Le premier à prendre la parole a été Ronald D. Godard,  conseiller principal pour les affaires du continent au département d’État et chef de la délégation étasunienne. Ses affirmations insolites, fidèle reflet de la politique foncièrement cynique de son pays, m’exonèrent d’avoir à prouver que les dénonciations du ministre cubain des Relations extérieures sont rigoureusement justes.

« Les USA… se sont fermement engagés à appuyer le souhait du peuple cubain de déterminer librement l’avenir de son pays.

« …les USA…  ont le droit souverain de décider de leurs relations économiques avec un autre pays. Celles qu’ils ont avec Cuba est une question bilatérale… elles visent à favoriser un climat de plus grande ouverture à Cuba et un plus grand respect des droits de l’homme et des libertés fondamentales.

« Ne le perdons pas de vue dans ce débat bourré d’arguments rhétoriques du passé et ciblé sur des différences tactiques, dans ce débat qui ne sert à rien pour aider le peuple cubain.

« Ma délégation regrette que la délégation cubaine continue, d’année en année, de qualifier d’une manière inappropriée et incorrecte d’acte de génocide les restrictions commerciales imposées à Cuba… Les USA n’imposent aucune restriction à l’aide humanitaire à Cuba…

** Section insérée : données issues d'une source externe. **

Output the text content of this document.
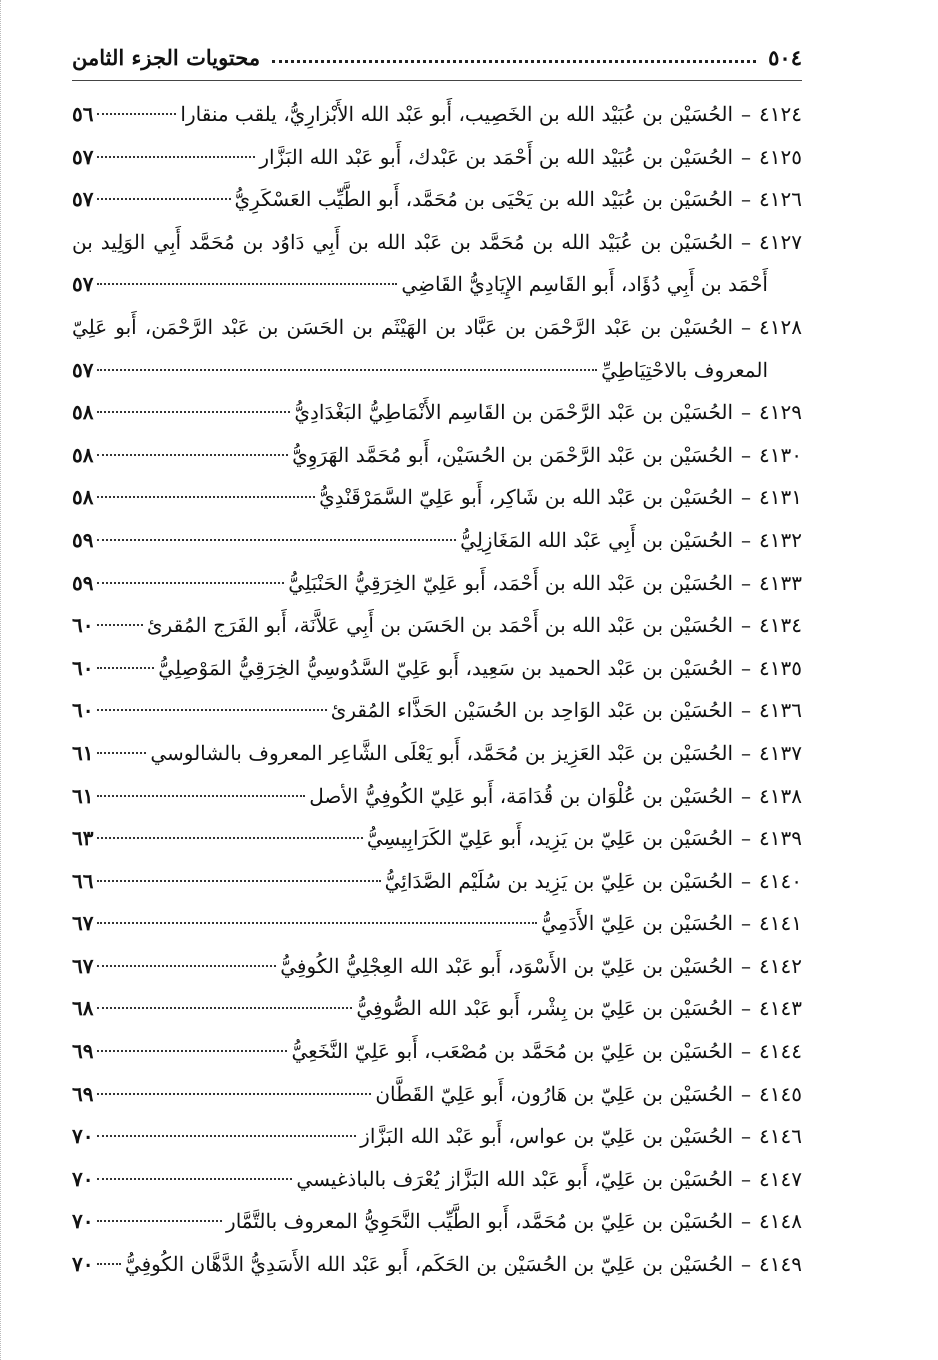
٥٠٤
محتويات الجزء الثامن
٤١٢٤
–
الحُسَيْن بن عُبَيْد الله بن الخَصِيب، أَبو عَبْد الله الأَبْزارِيُّ، يلقب منقارا
٥٦
٤١٢٥
–
الحُسَيْن بن عُبَيْد الله بن أَحْمَد بن عَبْدك، أَبو عَبْد الله البَزَّار
٥٧
٤١٢٦
–
الحُسَيْن بن عُبَيْد الله بن يَحْيَى بن مُحَمَّد، أَبو الطَّيِّب العَسْكَرِيُّ
٥٧
٤١٢٧
–
الحُسَيْن بن عُبَيْد الله بن مُحَمَّد بن عَبْد الله بن أَبِي دَاوُد بن مُحَمَّد أَبِي الوَلِيد بن
أَحْمَد بن أَبِي دُؤَاد، أَبو القَاسِم الإِيَادِيُّ القَاضِي
٥٧
٤١٢٨
–
الحُسَيْن بن عَبْد الرَّحْمَن بن عَبَّاد بن الهَيْثَم بن الحَسَن بن عَبْد الرَّحْمَن، أَبو عَلِيّ
المعروف بالاحْتِيَاطِيِّ
٥٧
٤١٢٩
–
الحُسَيْن بن عَبْد الرَّحْمَن بن القَاسِم الأَنْمَاطِيُّ البَغْدَادِيُّ
٥٨
٤١٣٠
–
الحُسَيْن بن عَبْد الرَّحْمَن بن الحُسَيْن، أَبو مُحَمَّد الهَرَوِيُّ
٥٨
٤١٣١
–
الحُسَيْن بن عَبْد الله بن شَاكِر، أَبو عَلِيّ السَّمَرْقَنْدِيُّ
٥٨
٤١٣٢
–
الحُسَيْن بن أَبِي عَبْد الله المَغَازِلِيُّ
٥٩
٤١٣٣
–
الحُسَيْن بن عَبْد الله بن أَحْمَد، أَبو عَلِيّ الخِرَقِيُّ الحَنْبَلِيُّ
٥٩
٤١٣٤
–
الحُسَيْن بن عَبْد الله بن أَحْمَد بن الحَسَن بن أَبِي عَلاَّنَة، أَبو الفَرَج المُقرئ
٦٠
٤١٣٥
–
الحُسَيْن بن عَبْد الحميد بن سَعِيد، أَبو عَلِيّ السَّدُوسِيُّ الخِرَقِيُّ المَوْصِلِيُّ
٦٠
٤١٣٦
–
الحُسَيْن بن عَبْد الوَاحِد بن الحُسَيْن الحَذَّاء المُقرئ
٦٠
٤١٣٧
–
الحُسَيْن بن عَبْد العَزِيز بن مُحَمَّد، أَبو يَعْلَى الشَّاعِر المعروف بالشالوسي
٦١
٤١٣٨
–
الحُسَيْن بن عُلْوَان بن قُدَامَة، أَبو عَلِيّ الكُوفِيُّ الأصل
٦١
٤١٣٩
–
الحُسَيْن بن عَلِيّ بن يَزِيد، أَبو عَلِيّ الكَرَابِيسِيُّ
٦٣
٤١٤٠
–
الحُسَيْن بن عَلِيّ بن يَزِيد بن سُلَيْم الصَّدَائِيُّ
٦٦
٤١٤١
–
الحُسَيْن بن عَلِيّ الأَدَمِيُّ
٦٧
٤١٤٢
–
الحُسَيْن بن عَلِيّ بن الأَسْوَد، أَبو عَبْد الله العِجْلِيُّ الكُوفِيُّ
٦٧
٤١٤٣
–
الحُسَيْن بن عَلِيّ بن بِشْر، أَبو عَبْد الله الصُّوفِيُّ
٦٨
٤١٤٤
–
الحُسَيْن بن عَلِيّ بن مُحَمَّد بن مُصْعَب، أَبو عَلِيّ النَّخَعِيُّ
٦٩
٤١٤٥
–
الحُسَيْن بن عَلِيّ بن هَارُون، أَبو عَلِيّ القَطَّان
٦٩
٤١٤٦
–
الحُسَيْن بن عَلِيّ بن عواس، أَبو عَبْد الله البَزَّاز
٧٠
٤١٤٧
–
الحُسَيْن بن عَلِيّ، أَبو عَبْد الله البَزَّاز يُعْرَف بالباذغيسي
٧٠
٤١٤٨
–
الحُسَيْن بن عَلِيّ بن مُحَمَّد، أَبو الطَّيِّب النَّحَوِيُّ المعروف بالتَّمَّار
٧٠
٤١٤٩
–
الحُسَيْن بن عَلِيّ بن الحُسَيْن بن الحَكَم، أَبو عَبْد الله الأَسَدِيُّ الدَّهَّان الكُوفِيُّ
٧٠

« En 2009, les USA… ont autorisé… une aide humanitaire privée de 237 millions de dollars sous forme de dons en aliments et en autres produits essentiels, de dons humanitaires non agricoles et de dons médicaux.

« En avril 2009, les président Obama a affirmé : "Les États-Unis cherchent un nouveau départ avec Cuba", mais  "il reste encore un long trajet à faire pour dépasser des décennies de méfiance". Nous avons lancé des conversations pour rétablir le service postal direct entre nos deux pays et nous avons accru les échanges artistiques et culturels.

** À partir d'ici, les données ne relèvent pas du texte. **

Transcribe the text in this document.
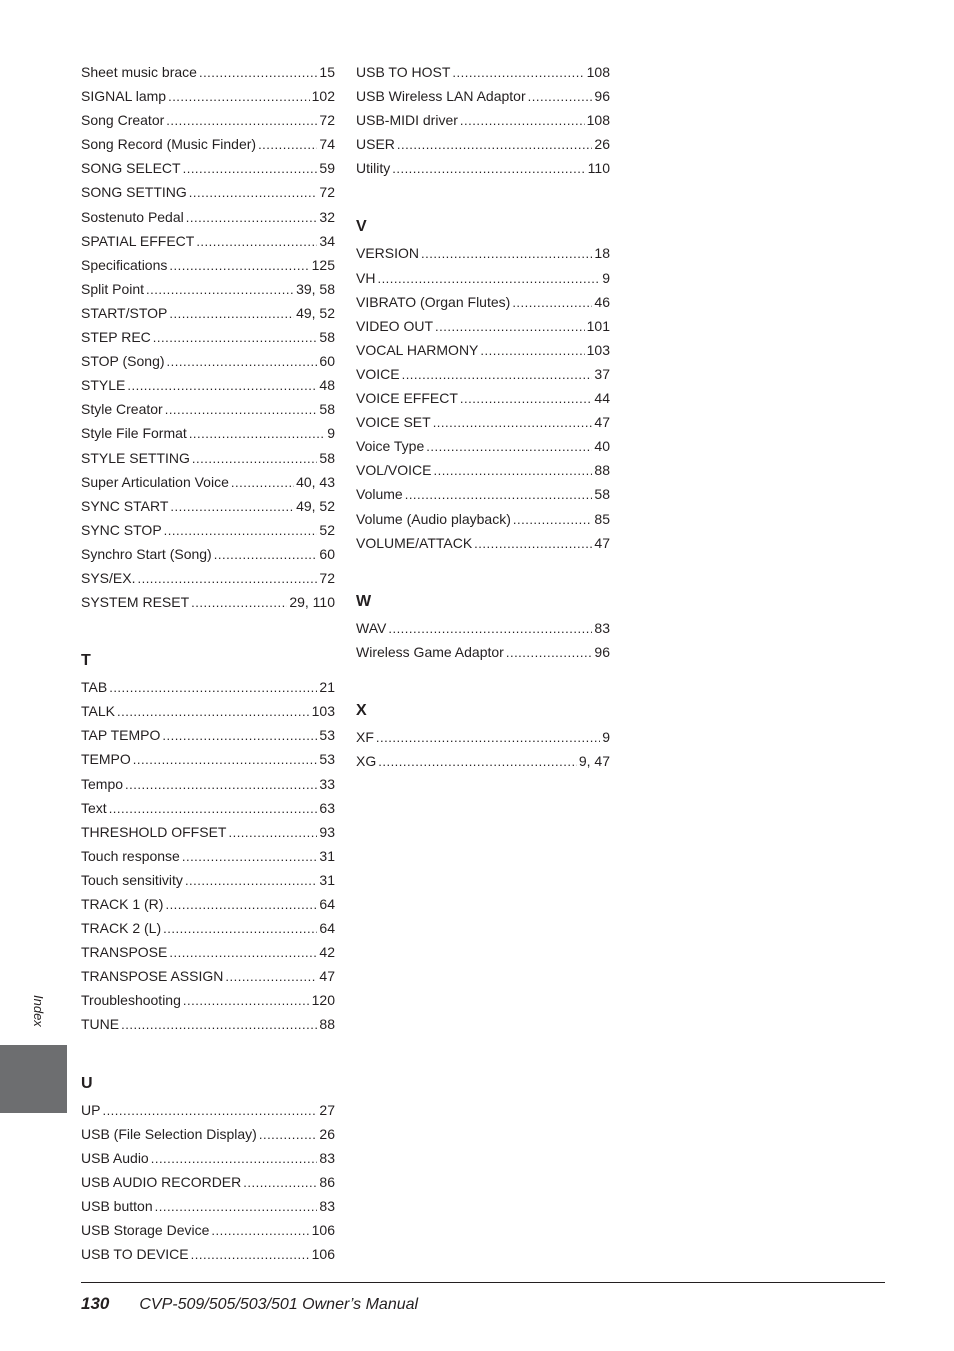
Sheet music brace .....	15
SIGNAL lamp .....	102
Song Creator .....	72
Song Record (Music Finder) .....	74
SONG SELECT .....	59
SONG SETTING .....	72
Sostenuto Pedal .....	32
SPATIAL EFFECT .....	34
Specifications .....	125
Split Point .....	39, 58
START/STOP .....	49, 52
STEP REC .....	58
STOP (Song) .....	60
STYLE .....	48
Style Creator .....	58
Style File Format .....	9
STYLE SETTING .....	58
Super Articulation Voice .....	40, 43
SYNC START .....	49, 52
SYNC STOP .....	52
Synchro Start (Song) .....	60
SYS/EX. .....	72
SYSTEM RESET .....	29, 110
T
TAB .....	21
TALK .....	103
TAP TEMPO .....	53
TEMPO .....	53
Tempo .....	33
Text .....	63
THRESHOLD OFFSET .....	93
Touch response .....	31
Touch sensitivity .....	31
TRACK 1 (R) .....	64
TRACK 2 (L) .....	64
TRANSPOSE .....	42
TRANSPOSE ASSIGN .....	47
Troubleshooting .....	120
TUNE .....	88
U
UP .....	27
USB (File Selection Display) .....	26
USB Audio .....	83
USB AUDIO RECORDER .....	86
USB button .....	83
USB Storage Device .....	106
USB TO DEVICE .....	106
USB TO HOST .....	108
USB Wireless LAN Adaptor .....	96
USB-MIDI driver .....	108
USER .....	26
Utility .....	110
V
VERSION .....	18
VH .....	9
VIBRATO (Organ Flutes) .....	46
VIDEO OUT .....	101
VOCAL HARMONY .....	103
VOICE .....	37
VOICE EFFECT .....	44
VOICE SET .....	47
Voice Type .....	40
VOL/VOICE .....	88
Volume .....	58
Volume (Audio playback) .....	85
VOLUME/ATTACK .....	47
W
WAV .....	83
Wireless Game Adaptor .....	96
X
XF .....	9
XG .....	9, 47
Index
130 CVP-509/505/503/501 Owner’s Manual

« Le président Obama a dit publiquement que la libération de prisonniers politiques et les réformes économiques étaient positives pour le peuple cubain. Les USA espèrent que le gouvernement cubain tiendra au plus tôt ses promesses et qu’il fera preuve d’une plus grande ouverture pour démontrer sa volonté d’avoir des relations constructives avec son peuple. [...] Les USA estiment qu’une nouvelle ère dans les relations entre les deux pays ne pourra vraiment commencer que lorsque le peuple cubain jouira des libertés politiques et économiques qui sont reconnues à l’échelle internationale et que cette organisation a tant défendues dans d’autres pays du monde.

« Ma délégation votera contre cette résolution. Les USA estiment qu’il est temps que cette organisation centre ses énergies sur le soutien à la lutte que mène le peuple cubain afin de décider de son propre avenir et qu’elle dépasse les gestes rhétoriques que signifie cette Résolution.

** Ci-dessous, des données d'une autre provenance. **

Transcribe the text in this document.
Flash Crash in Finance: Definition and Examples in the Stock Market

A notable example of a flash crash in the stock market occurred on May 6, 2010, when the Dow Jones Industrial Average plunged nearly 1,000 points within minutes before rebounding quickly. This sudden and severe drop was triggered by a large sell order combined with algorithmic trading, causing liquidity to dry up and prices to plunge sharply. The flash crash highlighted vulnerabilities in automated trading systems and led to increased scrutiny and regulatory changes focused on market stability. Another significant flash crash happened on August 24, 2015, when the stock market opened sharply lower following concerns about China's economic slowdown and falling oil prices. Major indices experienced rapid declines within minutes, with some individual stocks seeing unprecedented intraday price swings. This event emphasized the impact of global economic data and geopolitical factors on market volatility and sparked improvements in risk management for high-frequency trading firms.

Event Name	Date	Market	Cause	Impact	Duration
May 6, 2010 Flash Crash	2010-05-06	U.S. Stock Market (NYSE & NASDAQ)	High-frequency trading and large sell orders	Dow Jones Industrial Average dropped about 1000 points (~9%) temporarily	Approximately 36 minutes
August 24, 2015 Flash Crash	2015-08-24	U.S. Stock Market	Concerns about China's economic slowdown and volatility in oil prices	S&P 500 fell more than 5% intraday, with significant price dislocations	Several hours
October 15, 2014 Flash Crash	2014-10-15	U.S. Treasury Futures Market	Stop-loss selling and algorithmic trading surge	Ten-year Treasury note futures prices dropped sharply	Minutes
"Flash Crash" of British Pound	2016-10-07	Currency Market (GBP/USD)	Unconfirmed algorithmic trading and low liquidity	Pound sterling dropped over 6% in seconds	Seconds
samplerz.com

« Je vous remercie, monsieur le Président. »

La chef de la délégation du Nicaragua, dont le peuple a souffert dans sa chair la guerre sordide de Ronald Reagan qui lui a coûté tant de sang, a ensuite expliqué son vote. Son intervention a été massue.

Le scrutin a eu lieu : la Résolution  a été voté par 187 pays contre 2 (les USA et Israël, son allié inséparable en génocide), avec trois abstentions (les îles Marshall, la Micronésie et Palau). Autrement dit, les 192 membres des Nations Unies ont participé au scrutin.

Celui-ci conclu, la représentation belge a, au nom de l’Union européenne, cette autre alliée des USA, a ouvert l’intervention des délégations désireuses d’expliquer leur vote.

Puis, seize pays, dont certains jouent un rôle marquant dans l’arène politique internationale, ont expliqué pourquoi ils avaient voté la Résolution : l’Uruguay, la Bolivie, l’Angola, Myanmar, le Suriname, le Belarus, Saint-Kitts-et-Nevis, le Laos, la Tanzanie, La Libye, la Syrie, le Soudan, le Vietnam, le Nigeria, Saint-Vincent-et-Grenadines et la République populaire et démocratique de Corée, dans cet ordre.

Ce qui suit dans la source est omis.